Paul was playing with some old beeswax. 

In this frame, there is actually honey.  You can see that it is capped over with a layer of wax.  Jason said that this honey is old and no good, which you can tell because of how dark it is.  There is some better, lighter honey later on. 

This is a frame with good honey.  Jason used a little tool to scrape off wax and give Paul a taste and it was interesting to see the bees go right to the freshly opened honey to eat it and/or seal it back up (I can't remember which), as can be seen by the small circle of bees clustered around and opening in the upper right-hand corner of this frame. 

This was a hive where a new queen has just been introduced.  Jason explained bee reproduction, which I am going to try to explain here and it might get a little graphic for some because I am going to use gross words.  Basically, a new queen stays in the hive for like 7-8 days before taking her one and only flight outside, during which period she mates with something like 7-8 other bees (I think I am remembering those numbers accurately).  When she returns to the hive, she starts laying eggs by putting her bum down into the little cylinders of the comb.  If the comb is too big, she will just lay an unfertilized egg that will just become a drone bee and is pretty much good for nothing.  But if the cylinder is just right, it will squeeze her bum tight enough to squeeze off both one of her eggs and a little of the semen she collected during her mating flight.  They will combine in the comb and create future worker bees and possible queens.  A queen is born with all of the eggs she ever has and when she lays all of them, she "fails" and dies and the hive will need a new queen.  Interesting, right?

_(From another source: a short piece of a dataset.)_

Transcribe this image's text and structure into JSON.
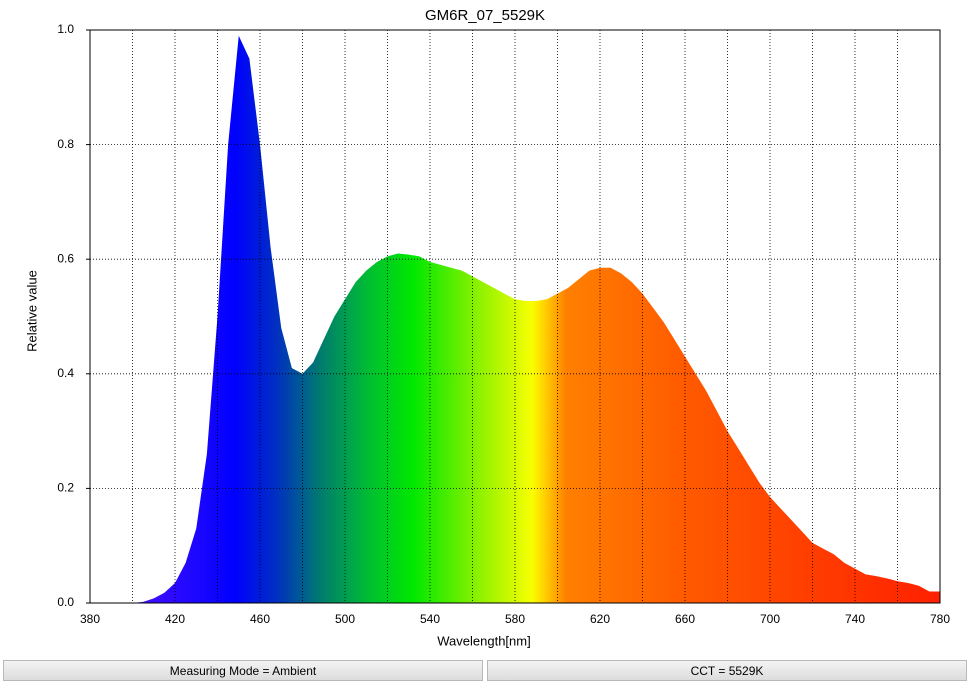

After the bees, we went and had a picnic in front of the Sacramento temple, which Paul and I had never seen before.  It was very beautiful and a perfect day for a picnic. 

When it got too hot in the afternoon, we went back to Jason and Ginny's house for naps for the kids and hanging out time for the adults.  Then in the evening we went to dinner at a cute italian restaurant in downtown Newcastle.  This is Clara's boyfriend, Max.  She even gave him a kiss.  Aren't they cute together?

I loved learning about the bees.  When I got home on Sunday and called to tell my parents about it, my dad was excited because he and a neighbor spent Saturday setting up a few hives of their own on a creek behind the house across the street from my parents.  My dad worked with bees when I was a kid on a church farm in Omaha as part of his church calling, so it was fun to talk to him about the things that we had learned from Jason. 

We have missed the Millers since they moved and it was fun to visit them again.  They are great hosts and Ginny made us all sorts of good food like German pancakes for breakfast and Cafe Rio salads for Sunday dinner.  I am seriously begging her for recipes every time I see her because she is such a talented cook.  It is so sad that we won't see them again until this fall when they are back from North Dakota! 


  1. How does the bee keeper know when the queen died?

    So interesting! Have you read The Secret Life of Bees? I loved it the first time I read it, but the I read it again and wasn't so sure.

  2. This is kinda cool and kinda gross. You are one brave woman to be holding all those bees. I don't think I would be scared, just a little squeamish. I can handle most insects individually, but the second they start swarming I am done! And speaking of swarming - you are a total nerd with your faux running in terror shot, but I love that you posted it!

  3. Oh, and Ginny if you are reading this - I love, love, LOVE your red jeans!

  4. Let's see how many comments I can leave on this post. Today Isaac and I were talking about bees, so I showed him this post. He LOVED it and requested to watch the bee movie about 20 times (though I only complied for the first 5). He also now says that he wants to be a bee keeper when he grows up.